To quantify the impact of vegetation–atmosphere coupling on the regional hydrological cycle, we conducted idealized climate model experiments. The model used in this study is the SLIM69 which couples to the CESM82 in place of the CLM583. The SLIM allows us to perturb a single surface property while holding the rest of the land surface properties fixed.
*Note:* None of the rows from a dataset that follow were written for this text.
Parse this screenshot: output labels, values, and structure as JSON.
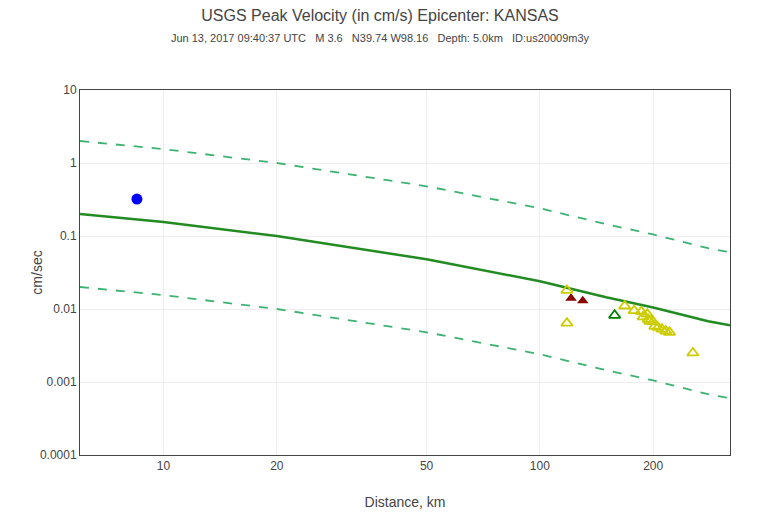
{
  "chart_data": {
    "type": "scatter",
    "title": "USGS Peak Velocity (in cm/s) Epicenter: KANSAS",
    "subtitle": "Jun 13, 2017 09:40:37 UTC   M 3.6   N39.74 W98.16   Depth: 5.0km   ID:us20009m3y",
    "x_label": "Distance, km",
    "y_label": "cm/sec",
    "log": true,
    "grid": true,
    "xlim": [
      6,
      320
    ],
    "xticks": [
      10,
      20,
      50,
      100,
      200
    ],
    "ylim": [
      0.0001,
      10
    ],
    "yticks": [
      0.0001,
      0.001,
      0.01,
      0.1,
      1,
      10
    ],
    "series": [
      {
        "type": "line",
        "line_style": "solid",
        "color": "#228B22",
        "x": [
          6,
          10,
          20,
          50,
          100,
          150,
          200,
          280,
          320
        ],
        "values": [
          0.2,
          0.155,
          0.1,
          0.048,
          0.024,
          0.0145,
          0.0105,
          0.0068,
          0.006
        ]
      },
      {
        "type": "line",
        "line_style": "dashed",
        "color": "#3CB371",
        "x": [
          6,
          10,
          20,
          50,
          100,
          150,
          200,
          280,
          320
        ],
        "values": [
          2.0,
          1.55,
          1.0,
          0.48,
          0.24,
          0.145,
          0.105,
          0.068,
          0.06
        ]
      },
      {
        "type": "line",
        "line_style": "dashed",
        "color": "#3CB371",
        "x": [
          6,
          10,
          20,
          50,
          100,
          150,
          200,
          280,
          320
        ],
        "values": [
          0.02,
          0.0155,
          0.01,
          0.0048,
          0.0024,
          0.00145,
          0.00105,
          0.00068,
          0.0006
        ]
      },
      {
        "type": "scatter",
        "marker": "circle",
        "color": "blue",
        "x": [
          8.5
        ],
        "values": [
          0.32
        ]
      },
      {
        "type": "scatter",
        "marker": "triangle",
        "color": "#8B0000",
        "x": [
          121,
          130
        ],
        "values": [
          0.014,
          0.013
        ]
      },
      {
        "type": "scatter",
        "marker": "open_triangle",
        "color": "green",
        "x": [
          158
        ],
        "values": [
          0.0082
        ]
      },
      {
        "type": "scatter",
        "marker": "open_triangle",
        "color": "#CCCC00",
        "x": [
          118,
          118,
          168,
          178,
          186,
          188,
          193,
          194,
          196,
          200,
          202,
          206,
          211,
          216,
          221,
          255
        ],
        "values": [
          0.018,
          0.0064,
          0.011,
          0.0095,
          0.0092,
          0.0078,
          0.0085,
          0.0072,
          0.0068,
          0.0067,
          0.0058,
          0.0056,
          0.0053,
          0.005,
          0.0048,
          0.0025
        ]
      }
    ]
  }
}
As such, this idealized approach to land surface modeling has been utilized to quantify how changes in specific aspects of the land surface impact atmospheric circulation and surface climate response69,84,85. The SLIM is coupled to the CAM5 with an interactive SOM70 and the CICE571. These coupled simulations allow for atmospheric feedbacks related to the land-atmosphere coupling that plays a vital role in defining temperature responses to albedo changes over the mid-to-high latitudes69. The SOM configuration also enables atmospheric signals to propagate farther than a fixed surface boundary condition, which is important for allowing shifts in large-scale atmospheric circulation and precipitation response driven by changes in land surface properties86,87,88. Thus, this idealized modeling framework is a suitable tool for understanding atmospheric responses to changes in land surface properties due to vegetation–atmosphere coupling processes.

We designed our two experiments by modifying the snow-free land albedo over non-glaciated regions as follows: We specified albedo values for four solar radiation streams, direct visible, direct near-infrared, diffuse visible, and diffuse near-infrared light. The control experiment (CTL_Exp) was prescribed with monthly climatological background land albedo for these four radiation streams from ERA5 reanalysis dataset76. In the albedo perturbation experiment (Albedo_Exp), we imposed decreases in land albedo for direct and diffuse visible shortwave radiation spectra only, which is directly involved in the vegetation albedo processes89, over NH high latitudes where the albedo linear trend is statistically significantly reduced during May-to-June in the reanalysis dataset (Supplementary Figs. 3, 5). We conducted the Albedo_Exp in which the albedo for direct and diffuse visible shortwave radiation has been decreased by multiplying it by 0.5. The CTL_Exp and Albedo_Exp were integrated for 50 years with a fixed CO2 concentration of 367 ppm. We discarded output data from the first 30 years as spin-up and used the last 20 years for analysis in which the atmospheric variables simulated in experiments are stabilized in terms of global mean surface temperature (Supplementary Fig. 6). It should be noted that the results when we used the last 40, 30, and 10 years for analysis are almost identical.